Foreword by the editor

         When, in early june '95, one humbly asked the readers of for a little bit of their time because he had this little writing exercise of his he would like us to read and comment on, I wasn't quite prepared for 230 Kwords of brilliant fiction that had me glued to the keyboard with every of its 16 installments, once they arrived.  Or a bad case of literary cold turkey when they, thanks to germany's bad news-lag, didn't, leaving me hunting the 'net via ftp or gopher-news gateways and other illicit means of virtual travel.  Besides being truly captivating, the story held up well against my collection of Fiction and Fantasy books; even my fourth reading only dug up minor loose plot points in the Memoirs' Afterword and Epilogue (which the author admitted to having planted to have a backdoor to sequels (pantpantpant please...)), typos (which I mercilessly weeded out) and quite a bit of inconsistent formatting that the HTML Version (and the RTF Version it is based on, available on request, just mention your platform) you are hopefully about to read completely eliminates.

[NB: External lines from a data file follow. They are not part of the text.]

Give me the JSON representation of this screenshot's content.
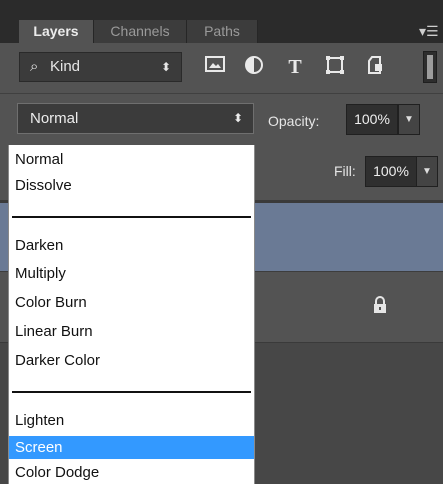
{
  "tabs": [
    {
      "label": "Layers",
      "active": true
    },
    {
      "label": "Channels",
      "active": false
    },
    {
      "label": "Paths",
      "active": false
    }
  ],
  "panel_menu_icon": "panel-menu-icon",
  "filter": {
    "kind_label": "Kind",
    "icons": [
      "pixel-filter-icon",
      "adjustment-filter-icon",
      "type-filter-icon",
      "shape-filter-icon",
      "smart-object-filter-icon"
    ]
  },
  "blend": {
    "mode": "Normal",
    "opacity_label": "Opacity:",
    "opacity_value": "100%"
  },
  "fill": {
    "label": "Fill:",
    "value": "100%"
  },
  "menu": {
    "groups": [
      [
        "Normal",
        "Dissolve"
      ],
      [
        "Darken",
        "Multiply",
        "Color Burn",
        "Linear Burn",
        "Darker Color"
      ],
      [
        "Lighten",
        "Screen",
        "Color Dodge"
      ]
    ],
    "highlighted": "Screen"
  },
  "colors": {
    "panel_bg": "#535353",
    "selected_layer": "#6a7a95",
    "menu_highlight": "#3399ff"
  }
}
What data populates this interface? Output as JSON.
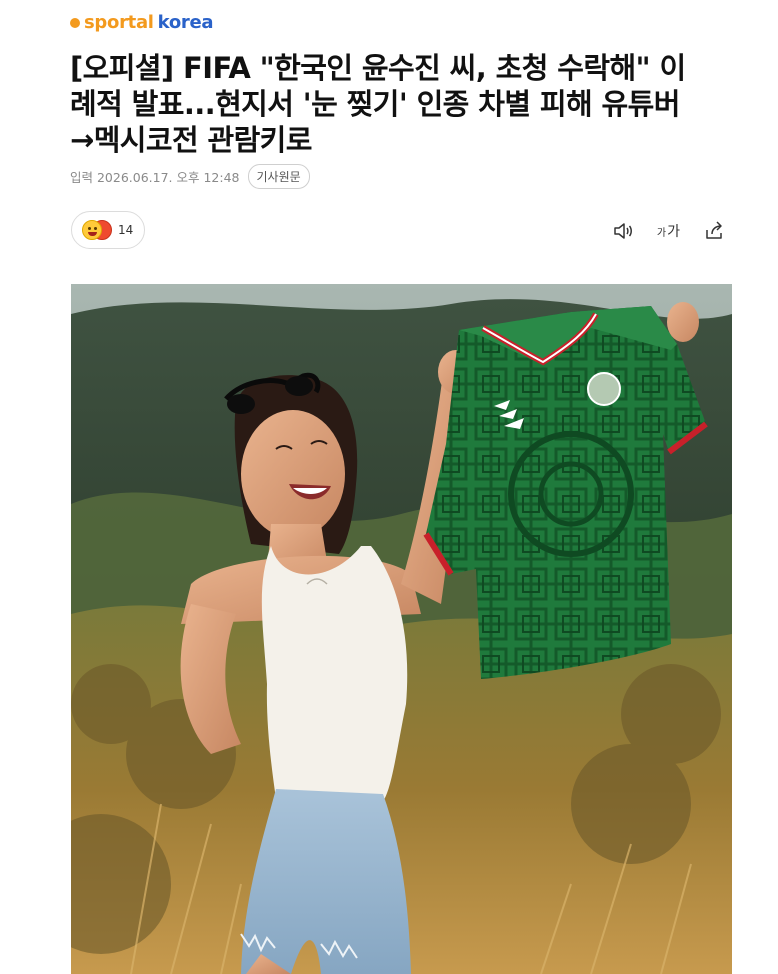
{
  "brand": {
    "prefix": "sportal",
    "suffix": "korea"
  },
  "article": {
    "headline_lines": [
      "[오피셜] FIFA \"한국인 윤수진 씨, 초청 수락해\" 이",
      "례적 발표...현지서 '눈 찢기' 인종 차별 피해 유튜버",
      "→멕시코전 관람키로"
    ],
    "published": "입력 2026.06.17. 오후 12:48",
    "source_button": "기사원문"
  },
  "reactions": {
    "count": "14"
  },
  "toolbar": {
    "font_small": "가",
    "font_large": "가",
    "icons": [
      "speaker-icon",
      "font-size-icon",
      "share-icon"
    ]
  },
  "colors": {
    "brand_orange": "#f39a1e",
    "brand_blue": "#2a62c9",
    "jersey_green": "#1f7a3c",
    "jersey_trim": "#c8202a"
  }
}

          Unfortunately, novel-style formatting in HTML V2.0 is next to impossible if your browser doesn't fully support &nbsp; as a character looking precisely the same as space but clinging to non-whitespace characters and being indivisible by word-wrap, which is the way it is specified in ISO 8859-1, which is defined to be the basic character set for HTML V2.0.  The unfortunate part is that the only browsers that handle this properly are Arena, Netscape, OmniWeb and lynx, the latter sometimes having problems with either gzip'ed HTML pages or the "zcat" CGI binary.  So, until HTML V3.0 support with its <tab to=...> feature (anyone did grok it from the 'specs?) becomes widespread, better stick to Arena, Netscape or OmniWeb.

          There are some illustrations available, although I wouldn't recommend viewing them before having read the story.  I'm thinking of adding them to the text as inlines, but some of the pictures are simply too big.  You can access these illustrations via the Afterword.